The three of us happily drifted around exploring the Winter Walk with its pretty paper-curling barked trees , the long avenues ( sadly littered with dead Horse-Chestnut leaves as if emulating Autumn ) Dahlia Garden , and restored Lode Flour Mill on the river . Sometimes opening your eyes is all you need for soothing, quiet reflection.

Were the trees watching us too ?

Here's to the calm persuasion of Mother Nature , aided by her gardeners . Enjoy !

T.T.F.N Ruth XX

Wednesday, 5 August 2009

Magnificent Moreton Hall

Hi All - I've not been long back from my short break ( 2 weeks to the next one in Bath ; Yipee !) but I thought I'd post up these pictures of fascinating Little Moreton Hall , which I visited the day before going away .

This beautiful National Trust building is not many miles from where I live and it was high time we re-visited . The de Moreton family , who have been traced back as land owners on this site as far as 1216 , were responsible for this slightly haphazard architecture gracing the landscape . The oldest part of the building is a Great Hall built in the 14 hundreds , which was added to and expanded as fashions came and went , and the family fortunes reached their peak in Elizabethan times . Having recently visited Hardwick Hall , and finished a brilliant biography of Bess of Hardwick I was longing to stand in the sort of building which would have been absolutely familiar to any of her contemporaries . The Moretons would have been a wealthy and high standing provincial family rather than perhaps aristocrats - but that only makes the Hall all the more rare for having survived so intact to this day .

(Inner courtyard)

Not everybody knows that the Elizabethans would be surprised to see "Tudor" buildings painted in the "typical" black and white - in fact oak framework was left to fade to that much nicer silver grey , natural colour , and the in-filling wattle and daub was never white ; but stained a light ochre shade . Inside the Hall is a wonderful ground floor room which had been panelled over in Georgian times concealing intricate wall and beam paintings , with a top frieze depicting a moral tale (Suzanne and her Elders ) I just find it staggering that such amazing pieces of "by hand" craft are co-existing with us in our whizzy , high speed world - how lucky we are to take a peep down the telescope of time !
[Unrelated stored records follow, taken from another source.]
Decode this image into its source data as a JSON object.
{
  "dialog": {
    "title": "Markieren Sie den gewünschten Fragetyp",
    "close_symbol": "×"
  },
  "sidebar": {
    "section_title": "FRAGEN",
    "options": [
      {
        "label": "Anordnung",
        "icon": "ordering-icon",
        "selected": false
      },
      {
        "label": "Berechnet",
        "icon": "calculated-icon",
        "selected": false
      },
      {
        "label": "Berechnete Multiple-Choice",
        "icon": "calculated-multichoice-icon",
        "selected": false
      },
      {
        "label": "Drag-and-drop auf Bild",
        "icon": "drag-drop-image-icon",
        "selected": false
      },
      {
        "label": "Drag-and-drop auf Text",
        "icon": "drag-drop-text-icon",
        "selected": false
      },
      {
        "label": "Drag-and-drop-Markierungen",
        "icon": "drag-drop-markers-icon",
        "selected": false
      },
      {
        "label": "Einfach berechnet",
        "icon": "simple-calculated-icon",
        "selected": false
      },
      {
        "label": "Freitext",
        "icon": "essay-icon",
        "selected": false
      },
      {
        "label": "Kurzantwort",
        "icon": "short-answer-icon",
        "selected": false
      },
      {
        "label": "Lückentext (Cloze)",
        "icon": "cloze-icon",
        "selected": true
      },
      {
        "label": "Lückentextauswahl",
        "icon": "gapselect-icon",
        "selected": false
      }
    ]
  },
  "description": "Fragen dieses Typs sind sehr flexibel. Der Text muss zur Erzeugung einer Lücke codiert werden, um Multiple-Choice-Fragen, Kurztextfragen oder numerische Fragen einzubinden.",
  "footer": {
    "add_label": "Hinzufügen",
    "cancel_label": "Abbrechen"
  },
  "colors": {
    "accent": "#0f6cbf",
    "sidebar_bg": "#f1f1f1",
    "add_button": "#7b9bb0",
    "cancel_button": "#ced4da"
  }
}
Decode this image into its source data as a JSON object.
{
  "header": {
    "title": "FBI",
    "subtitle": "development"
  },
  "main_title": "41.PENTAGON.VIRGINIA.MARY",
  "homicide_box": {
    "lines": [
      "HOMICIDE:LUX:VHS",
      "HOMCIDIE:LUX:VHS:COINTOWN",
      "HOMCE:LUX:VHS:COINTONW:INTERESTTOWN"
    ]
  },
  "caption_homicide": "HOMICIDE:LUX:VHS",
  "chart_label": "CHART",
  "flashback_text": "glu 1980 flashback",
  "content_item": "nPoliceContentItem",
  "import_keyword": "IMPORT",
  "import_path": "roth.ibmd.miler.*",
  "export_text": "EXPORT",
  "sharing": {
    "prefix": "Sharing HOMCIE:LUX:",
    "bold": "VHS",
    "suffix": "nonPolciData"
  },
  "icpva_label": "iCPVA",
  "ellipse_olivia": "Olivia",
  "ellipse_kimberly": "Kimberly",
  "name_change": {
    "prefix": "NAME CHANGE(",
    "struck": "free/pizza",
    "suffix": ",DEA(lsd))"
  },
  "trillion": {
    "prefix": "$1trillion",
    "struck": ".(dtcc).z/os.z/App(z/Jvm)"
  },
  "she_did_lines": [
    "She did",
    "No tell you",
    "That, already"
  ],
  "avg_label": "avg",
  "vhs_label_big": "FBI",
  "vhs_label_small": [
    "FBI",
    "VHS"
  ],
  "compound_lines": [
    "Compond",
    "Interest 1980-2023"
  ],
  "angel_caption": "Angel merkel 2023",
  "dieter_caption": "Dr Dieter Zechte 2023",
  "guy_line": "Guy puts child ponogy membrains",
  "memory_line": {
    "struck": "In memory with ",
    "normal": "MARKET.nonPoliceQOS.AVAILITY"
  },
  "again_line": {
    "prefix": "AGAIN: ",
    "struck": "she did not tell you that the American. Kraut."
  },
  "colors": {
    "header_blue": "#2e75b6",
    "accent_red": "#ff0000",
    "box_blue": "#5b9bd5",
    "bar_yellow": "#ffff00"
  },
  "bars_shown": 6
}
A Long Gallery was added in 1570 - 1580 ; probably as an after thought as they were becoming quite the fashionable place to take an evening stroll rather than the "leads" on the roof .

The roof was tiled with Millstone Grit slabs which shortly began to sink the building and slide off ! Quite a few generations of Moretons continued to wrestle with the sagging structure , until the National Trust finally bought the property and made millions of pounds worth of renovations . Apparently visitors interested in the Long Gallery used to shuffle their way around the extreme edge of the room for fear it might cave in . Now you can walk around safely at will ; the floors slope in unexpected places and many lintels and fireplaces appear to be lurching side ways . One of the guest bedrooms had a horrific camber to it ; sloping away down toward the window , and was in full use in that state for hundreds of years ! I think you would need to build the bed legs up on one side otherwise you'd have recurring nightmares of being on a sinking ship ! Definitely not for the faint hearted house guest !

(Knot Garden re-created in the 1980s)

During the English Civil War the Moreton family began to lose their fortune ; not helped by being Royalists and having to billet 80 of Cromwell's soldiers for months at their own expense . Maybe some buildings have their own angel watching over them though ; preserving them for us all to enjoy ; it was incredible that the hall was not torched and razed to the ground when the soldiers left .

We took a tour with a really excellent guide during which I gleaned these interesting snippets ;

*The straw/grass which was deeply strewn over the floors in the 15th and 16th century was referred to as "thresh" - a plank was needed at the door to hold it all in , which gave rise to the expression stepping over "the threshold".

* Tudor dining halls were laid out with 3 very long tables in a "U" shape where the whole household ate , taking positions at the tables in ranked seniority right down to pot boys and skivvies . An original trestle table can be seen at Little Moreton Hall , constructed from 3 long oak boards joined side by side . This is where we get the expression to "tread the boards" - from when the "boards" were grouped together along one wall to make a stage for travelling performers . Also the words "cupboard" and "sideboard". After meals were finished the boards were turned over to the clean side so that any number of games could be played : "boardgames". I wonder if we refer to working for "bed and board" as it originally implied bed and then meals with the household at the "boards" ??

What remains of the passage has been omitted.